James Worthy kendisini daha sonra “başka bir adam” şeklinde ansın diye, zaman içinde Abdul-Jabbar taraftarlar, medya ve hatta takım arkadaşları üzerindeki kontrolünü bile kaybetti ve hepsini delirtti. Abdul-Jabbar’ın büyüklüğü ve uzun ömürlülüğü kendisine dair algıdan ötürü azaldı. Yine de en başından itibaren farklı bir adamdı Abdul-Jabbar.

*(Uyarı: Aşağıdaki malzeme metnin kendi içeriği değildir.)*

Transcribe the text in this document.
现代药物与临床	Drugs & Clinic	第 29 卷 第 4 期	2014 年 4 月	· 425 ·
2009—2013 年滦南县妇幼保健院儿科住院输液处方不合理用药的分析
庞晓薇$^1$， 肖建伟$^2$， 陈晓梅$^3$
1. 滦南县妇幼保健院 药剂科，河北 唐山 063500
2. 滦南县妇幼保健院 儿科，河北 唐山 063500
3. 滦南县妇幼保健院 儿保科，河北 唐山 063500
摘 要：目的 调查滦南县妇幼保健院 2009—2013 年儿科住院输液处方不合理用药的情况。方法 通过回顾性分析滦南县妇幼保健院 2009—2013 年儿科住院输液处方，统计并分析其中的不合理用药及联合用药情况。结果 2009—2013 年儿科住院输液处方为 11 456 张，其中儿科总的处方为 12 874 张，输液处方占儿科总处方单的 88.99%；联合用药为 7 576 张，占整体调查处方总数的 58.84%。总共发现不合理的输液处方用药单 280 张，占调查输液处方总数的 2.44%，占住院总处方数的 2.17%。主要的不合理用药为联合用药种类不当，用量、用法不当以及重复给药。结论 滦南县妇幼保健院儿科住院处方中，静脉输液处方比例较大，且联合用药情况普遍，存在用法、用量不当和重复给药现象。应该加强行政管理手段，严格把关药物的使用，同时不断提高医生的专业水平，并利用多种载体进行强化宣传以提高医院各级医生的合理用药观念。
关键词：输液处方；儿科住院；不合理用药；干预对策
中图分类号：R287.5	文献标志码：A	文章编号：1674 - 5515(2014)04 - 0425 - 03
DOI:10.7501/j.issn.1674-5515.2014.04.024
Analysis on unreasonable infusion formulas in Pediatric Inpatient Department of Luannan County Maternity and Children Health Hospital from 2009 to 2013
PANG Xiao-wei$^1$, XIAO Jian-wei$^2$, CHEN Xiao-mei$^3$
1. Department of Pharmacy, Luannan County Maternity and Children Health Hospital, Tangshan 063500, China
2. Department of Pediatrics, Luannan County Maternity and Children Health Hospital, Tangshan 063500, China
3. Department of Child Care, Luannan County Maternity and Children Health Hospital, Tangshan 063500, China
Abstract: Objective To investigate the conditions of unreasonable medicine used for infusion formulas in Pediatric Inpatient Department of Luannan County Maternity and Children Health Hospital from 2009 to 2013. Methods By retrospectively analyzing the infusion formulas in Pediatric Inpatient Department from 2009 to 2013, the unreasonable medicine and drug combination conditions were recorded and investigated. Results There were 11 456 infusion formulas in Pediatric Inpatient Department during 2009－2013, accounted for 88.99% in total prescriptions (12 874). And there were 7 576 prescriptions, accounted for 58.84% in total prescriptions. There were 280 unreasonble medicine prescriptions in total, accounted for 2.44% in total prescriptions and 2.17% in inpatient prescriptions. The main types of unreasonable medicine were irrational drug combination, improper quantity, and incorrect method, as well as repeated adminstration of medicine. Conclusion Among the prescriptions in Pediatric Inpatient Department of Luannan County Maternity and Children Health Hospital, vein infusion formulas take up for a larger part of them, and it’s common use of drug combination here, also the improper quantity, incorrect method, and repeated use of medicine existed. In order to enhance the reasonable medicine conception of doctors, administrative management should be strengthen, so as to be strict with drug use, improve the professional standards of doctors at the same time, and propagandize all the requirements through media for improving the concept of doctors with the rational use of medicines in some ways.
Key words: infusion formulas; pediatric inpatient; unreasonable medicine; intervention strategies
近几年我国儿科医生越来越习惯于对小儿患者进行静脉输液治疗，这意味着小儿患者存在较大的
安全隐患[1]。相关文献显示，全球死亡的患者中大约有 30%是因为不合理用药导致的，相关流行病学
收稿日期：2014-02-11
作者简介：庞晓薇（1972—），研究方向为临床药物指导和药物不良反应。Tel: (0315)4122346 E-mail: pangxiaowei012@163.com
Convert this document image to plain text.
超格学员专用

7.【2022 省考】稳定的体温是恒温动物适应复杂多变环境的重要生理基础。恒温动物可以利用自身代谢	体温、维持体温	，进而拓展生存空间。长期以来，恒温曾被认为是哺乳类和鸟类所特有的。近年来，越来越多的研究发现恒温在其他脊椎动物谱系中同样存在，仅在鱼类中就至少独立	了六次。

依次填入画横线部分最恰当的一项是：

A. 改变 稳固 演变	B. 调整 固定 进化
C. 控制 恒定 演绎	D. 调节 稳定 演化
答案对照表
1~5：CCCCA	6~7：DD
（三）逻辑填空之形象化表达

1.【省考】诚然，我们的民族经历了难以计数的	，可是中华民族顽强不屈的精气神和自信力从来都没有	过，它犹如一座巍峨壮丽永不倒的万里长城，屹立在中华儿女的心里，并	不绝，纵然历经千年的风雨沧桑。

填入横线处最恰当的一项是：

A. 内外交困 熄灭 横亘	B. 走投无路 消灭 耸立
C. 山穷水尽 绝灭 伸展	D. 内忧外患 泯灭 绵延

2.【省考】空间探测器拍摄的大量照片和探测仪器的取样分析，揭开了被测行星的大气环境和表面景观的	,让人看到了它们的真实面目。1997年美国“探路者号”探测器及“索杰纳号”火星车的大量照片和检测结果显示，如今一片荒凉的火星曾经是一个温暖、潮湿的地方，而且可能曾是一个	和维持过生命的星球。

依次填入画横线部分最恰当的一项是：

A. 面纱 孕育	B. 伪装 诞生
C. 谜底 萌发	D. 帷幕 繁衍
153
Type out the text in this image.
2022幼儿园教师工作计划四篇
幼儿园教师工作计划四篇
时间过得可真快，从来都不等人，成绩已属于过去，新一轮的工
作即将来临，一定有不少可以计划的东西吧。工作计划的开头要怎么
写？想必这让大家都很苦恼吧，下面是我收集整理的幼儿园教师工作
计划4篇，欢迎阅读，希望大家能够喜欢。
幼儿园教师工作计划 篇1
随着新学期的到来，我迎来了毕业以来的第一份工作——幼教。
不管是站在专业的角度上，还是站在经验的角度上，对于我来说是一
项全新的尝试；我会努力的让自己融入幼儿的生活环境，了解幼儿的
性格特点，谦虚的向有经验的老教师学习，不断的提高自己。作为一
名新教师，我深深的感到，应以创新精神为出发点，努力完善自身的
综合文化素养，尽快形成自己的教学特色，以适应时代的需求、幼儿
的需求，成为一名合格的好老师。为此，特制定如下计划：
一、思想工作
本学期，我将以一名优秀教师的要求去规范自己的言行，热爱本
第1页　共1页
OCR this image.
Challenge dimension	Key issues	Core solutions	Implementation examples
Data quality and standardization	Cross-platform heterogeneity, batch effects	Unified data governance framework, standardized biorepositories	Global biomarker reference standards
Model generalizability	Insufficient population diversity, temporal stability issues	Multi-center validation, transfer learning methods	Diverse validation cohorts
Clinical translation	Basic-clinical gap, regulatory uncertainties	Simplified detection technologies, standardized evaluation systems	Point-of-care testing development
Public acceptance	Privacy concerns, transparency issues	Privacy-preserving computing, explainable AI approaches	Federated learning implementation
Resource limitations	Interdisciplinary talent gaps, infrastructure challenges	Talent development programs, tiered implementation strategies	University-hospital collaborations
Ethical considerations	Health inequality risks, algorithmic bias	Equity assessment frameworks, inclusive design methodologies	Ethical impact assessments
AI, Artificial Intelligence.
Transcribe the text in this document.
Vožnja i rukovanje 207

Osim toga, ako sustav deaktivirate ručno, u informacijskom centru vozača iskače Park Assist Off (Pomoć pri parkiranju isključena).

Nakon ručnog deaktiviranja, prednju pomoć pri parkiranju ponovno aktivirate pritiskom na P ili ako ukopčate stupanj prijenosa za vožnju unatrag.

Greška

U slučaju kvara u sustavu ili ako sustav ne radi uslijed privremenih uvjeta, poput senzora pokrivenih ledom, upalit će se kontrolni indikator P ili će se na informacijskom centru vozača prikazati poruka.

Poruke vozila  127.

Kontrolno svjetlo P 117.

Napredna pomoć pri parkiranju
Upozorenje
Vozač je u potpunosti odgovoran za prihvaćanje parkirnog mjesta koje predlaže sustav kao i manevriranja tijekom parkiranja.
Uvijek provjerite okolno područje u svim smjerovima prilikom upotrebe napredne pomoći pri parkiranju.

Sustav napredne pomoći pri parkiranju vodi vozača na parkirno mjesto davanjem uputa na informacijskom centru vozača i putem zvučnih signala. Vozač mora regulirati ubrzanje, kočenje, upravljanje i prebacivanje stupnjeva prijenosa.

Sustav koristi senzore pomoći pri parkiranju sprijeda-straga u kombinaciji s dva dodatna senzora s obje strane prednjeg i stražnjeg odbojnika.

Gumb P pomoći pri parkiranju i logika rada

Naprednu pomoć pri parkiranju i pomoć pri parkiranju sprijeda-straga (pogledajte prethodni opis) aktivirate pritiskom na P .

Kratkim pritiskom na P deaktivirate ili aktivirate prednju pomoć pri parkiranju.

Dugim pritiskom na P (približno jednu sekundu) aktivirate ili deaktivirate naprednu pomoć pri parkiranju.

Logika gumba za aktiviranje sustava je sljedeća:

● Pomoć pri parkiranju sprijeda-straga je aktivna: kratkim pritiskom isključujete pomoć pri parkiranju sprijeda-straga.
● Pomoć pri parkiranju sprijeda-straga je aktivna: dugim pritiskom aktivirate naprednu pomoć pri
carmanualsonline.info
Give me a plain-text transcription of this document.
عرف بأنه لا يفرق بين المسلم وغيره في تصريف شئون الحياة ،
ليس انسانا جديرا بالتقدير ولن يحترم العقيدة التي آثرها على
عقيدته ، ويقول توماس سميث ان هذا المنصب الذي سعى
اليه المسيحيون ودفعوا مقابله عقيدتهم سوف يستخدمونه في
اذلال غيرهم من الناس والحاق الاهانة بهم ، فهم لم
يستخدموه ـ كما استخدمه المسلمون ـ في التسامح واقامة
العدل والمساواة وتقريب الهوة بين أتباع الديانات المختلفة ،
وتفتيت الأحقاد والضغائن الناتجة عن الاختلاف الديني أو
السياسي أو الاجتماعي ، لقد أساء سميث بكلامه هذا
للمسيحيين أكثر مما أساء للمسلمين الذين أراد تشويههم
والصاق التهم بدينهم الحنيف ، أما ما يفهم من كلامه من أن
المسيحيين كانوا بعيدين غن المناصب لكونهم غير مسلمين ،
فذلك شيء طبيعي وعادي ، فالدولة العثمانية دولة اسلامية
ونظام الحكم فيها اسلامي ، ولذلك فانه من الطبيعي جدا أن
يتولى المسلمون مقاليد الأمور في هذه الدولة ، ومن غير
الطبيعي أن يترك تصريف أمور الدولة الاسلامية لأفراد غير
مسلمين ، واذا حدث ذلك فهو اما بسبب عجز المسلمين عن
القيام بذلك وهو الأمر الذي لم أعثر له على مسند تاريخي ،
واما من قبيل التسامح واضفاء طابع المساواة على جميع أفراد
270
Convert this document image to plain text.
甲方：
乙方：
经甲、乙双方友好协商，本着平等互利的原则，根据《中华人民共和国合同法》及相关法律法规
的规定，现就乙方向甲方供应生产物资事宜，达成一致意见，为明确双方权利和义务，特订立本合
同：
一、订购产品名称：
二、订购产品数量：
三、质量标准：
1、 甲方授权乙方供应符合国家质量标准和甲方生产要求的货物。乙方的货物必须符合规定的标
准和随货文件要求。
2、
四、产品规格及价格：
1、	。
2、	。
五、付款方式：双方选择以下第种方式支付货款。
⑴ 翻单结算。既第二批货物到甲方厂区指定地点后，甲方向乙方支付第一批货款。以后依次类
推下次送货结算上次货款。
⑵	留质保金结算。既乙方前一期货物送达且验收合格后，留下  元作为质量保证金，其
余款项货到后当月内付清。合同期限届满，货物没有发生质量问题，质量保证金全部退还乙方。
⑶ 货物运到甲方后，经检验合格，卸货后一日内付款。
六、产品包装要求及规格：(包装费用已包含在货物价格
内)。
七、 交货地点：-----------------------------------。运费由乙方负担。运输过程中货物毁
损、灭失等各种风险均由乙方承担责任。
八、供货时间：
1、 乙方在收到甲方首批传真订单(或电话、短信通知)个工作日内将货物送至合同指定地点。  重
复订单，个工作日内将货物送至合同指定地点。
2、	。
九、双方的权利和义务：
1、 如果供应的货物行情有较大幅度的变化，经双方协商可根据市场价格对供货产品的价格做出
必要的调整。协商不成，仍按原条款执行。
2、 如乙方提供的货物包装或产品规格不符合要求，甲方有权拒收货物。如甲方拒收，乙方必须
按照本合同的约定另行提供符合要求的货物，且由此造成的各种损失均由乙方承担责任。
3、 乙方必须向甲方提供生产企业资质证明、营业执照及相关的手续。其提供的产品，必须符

9. Metta World Peace, 1999 – Günümüz

Ron Artest’in sevimli bir yanı var aslında, mesela ismini 2011’de Metta World Peace yaptı ve muhabirlere “İsmimi değiştirdim çünkü ‘Ron Artest’ten yoruldum, küfür gibiydi. Taraftarlar artık bana kızdığı zaman ‘World Peace’ten (Dünya Barışı) nefret ediyorum,’ diyorlar.” demişti. Enteresan bir teori fakat bu teori hiçbir zaman başarılı olamadı çünkü Artest hep nefret edilen figür olarak kaldı ve bunun da birçok sebebi vardı.

 

“Malice at the Palace” olarak bilinen PistonsPacers arbedesinin ardından 2004’te aldığı 77 maçlık ceza, Artest’in en büyük vukuatı oldu. Artest kalabalığın içine dalıp kendisine buz dolu bir bardağı fırlatan taraftara saldırdı ve çıkan arbedede dokuz oyuncuya toplam 140 maç ceza verilirken bu 140 maçın 86’sı Artest’e yazıldı. Kariyeri boyunca 14 ayrı ceza aldı Artest ve Chicago’da gelirini artırmak için ikinci bir işe ihtiyacı olduğunu ve maçların devre aralarında soyunma odasında konyak içtiğini söylediği için taraftarların öfkesine maruz kaldı.